It’s kind of easy from the safety of forty years’ distance to mock Filmation’s superhero shows for being slow and earnest, and being more concerned about good moral behavior than telling an exciting story. I’m writing this a few days before the release of Warner Brothers’ latest superhero movie, Suicide Squad, a film I have zero interest in watching, and if the early reviews are any indication, it, like its misbegotten DC stablemates of the last few years, is so concerned about being exciting that it hasn’t left room for any brain or heart at all.
So it was a pleasant and eyebrow-raising surprise to see this episode, which is about understanding death, and nothing more. The kid you see above is played by Johnny Doran, who had starred in From the Mixed-Up Files of Mrs. Basil E. Frankweiler a couple of years earlier, and he is terrific. I kind of got a sinking feeling when I realized that the kid’s beloved golden retriever was not going to run away as I predicted, but was going to die. The kid is just excellent; he really sells the despair of grief, absent-mindedly gets into trouble, and, after Isis saves him, he challenges her on why she could not save his dog’s life earlier.
Isis’s explanation is, as you might expect from a program made in 1975, steeped in Ecclesiastes by way of the Byrds, telling the kid about cycles and seasons. Doran is given a weight that most kid actors simply could not have carried off at all, and he did a simply amazing job. I also enjoyed the decision to let Joanna Cameron just be the superhero for several minutes, rather than showing up, doing something with special effects and running off. On this instance, Isis was needed for more than the usual rescue and pep talk.

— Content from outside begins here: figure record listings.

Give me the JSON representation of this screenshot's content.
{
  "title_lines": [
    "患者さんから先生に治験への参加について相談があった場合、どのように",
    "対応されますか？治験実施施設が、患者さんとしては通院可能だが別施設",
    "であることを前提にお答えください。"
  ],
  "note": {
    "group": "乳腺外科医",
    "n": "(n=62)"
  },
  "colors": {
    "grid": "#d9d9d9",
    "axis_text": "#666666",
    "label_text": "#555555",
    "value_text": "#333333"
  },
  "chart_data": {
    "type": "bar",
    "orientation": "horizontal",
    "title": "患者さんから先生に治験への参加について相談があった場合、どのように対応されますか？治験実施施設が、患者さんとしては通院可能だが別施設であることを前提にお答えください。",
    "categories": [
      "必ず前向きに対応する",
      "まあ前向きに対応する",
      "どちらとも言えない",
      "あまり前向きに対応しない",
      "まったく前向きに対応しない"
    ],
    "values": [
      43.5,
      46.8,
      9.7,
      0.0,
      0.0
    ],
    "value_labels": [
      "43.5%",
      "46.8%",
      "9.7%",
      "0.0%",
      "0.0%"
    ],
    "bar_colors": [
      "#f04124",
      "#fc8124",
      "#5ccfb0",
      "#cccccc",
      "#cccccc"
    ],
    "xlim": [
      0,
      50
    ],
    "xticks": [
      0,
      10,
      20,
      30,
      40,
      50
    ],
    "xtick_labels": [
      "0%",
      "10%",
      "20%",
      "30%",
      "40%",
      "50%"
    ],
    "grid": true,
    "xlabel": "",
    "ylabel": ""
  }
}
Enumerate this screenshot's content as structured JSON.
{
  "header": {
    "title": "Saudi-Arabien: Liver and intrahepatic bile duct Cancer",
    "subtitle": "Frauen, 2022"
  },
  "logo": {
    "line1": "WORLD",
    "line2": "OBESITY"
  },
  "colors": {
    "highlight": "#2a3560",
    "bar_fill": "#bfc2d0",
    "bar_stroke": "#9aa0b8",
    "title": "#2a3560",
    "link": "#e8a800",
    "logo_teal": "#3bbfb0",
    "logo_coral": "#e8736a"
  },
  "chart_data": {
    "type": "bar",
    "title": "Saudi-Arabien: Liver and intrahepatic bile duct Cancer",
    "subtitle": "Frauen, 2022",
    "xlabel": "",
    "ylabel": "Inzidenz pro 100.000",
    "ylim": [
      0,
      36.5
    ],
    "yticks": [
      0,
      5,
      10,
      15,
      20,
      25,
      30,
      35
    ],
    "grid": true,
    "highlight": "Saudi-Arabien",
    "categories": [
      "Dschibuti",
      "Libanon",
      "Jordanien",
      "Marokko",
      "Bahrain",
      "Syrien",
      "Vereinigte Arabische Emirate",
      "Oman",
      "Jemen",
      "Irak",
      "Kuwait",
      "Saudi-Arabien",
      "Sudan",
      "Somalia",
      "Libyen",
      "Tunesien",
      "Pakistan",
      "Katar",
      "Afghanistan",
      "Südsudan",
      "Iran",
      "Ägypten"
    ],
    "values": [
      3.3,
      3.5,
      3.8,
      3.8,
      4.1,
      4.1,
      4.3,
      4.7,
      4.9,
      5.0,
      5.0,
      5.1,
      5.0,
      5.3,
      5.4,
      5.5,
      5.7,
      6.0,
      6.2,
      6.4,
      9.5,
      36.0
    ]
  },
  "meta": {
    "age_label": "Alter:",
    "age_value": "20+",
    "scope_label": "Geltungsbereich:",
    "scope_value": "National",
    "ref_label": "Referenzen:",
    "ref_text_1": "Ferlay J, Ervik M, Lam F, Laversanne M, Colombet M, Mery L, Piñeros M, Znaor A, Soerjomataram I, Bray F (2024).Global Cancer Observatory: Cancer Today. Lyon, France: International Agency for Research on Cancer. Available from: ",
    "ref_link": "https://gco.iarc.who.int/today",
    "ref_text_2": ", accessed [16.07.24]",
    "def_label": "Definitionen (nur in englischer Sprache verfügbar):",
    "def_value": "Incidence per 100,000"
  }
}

Daniel handled it with concern and seriousness, and of course we talked afterward a little bit and made sure he knows to ask me or Mommy if he has any other questions. My hat’s off to director Hollingworth Morse and everyone who put this episode together. It may not have entered the popular culture’s long memory like that Sesame Street where they talked about Mr. Hooper, but for treating grief seriously and explaining death with adult honesty, this is a memorable and important episode. It certainly isn’t one I would enjoy watching again, but I’m impressed that they made it and did it so well.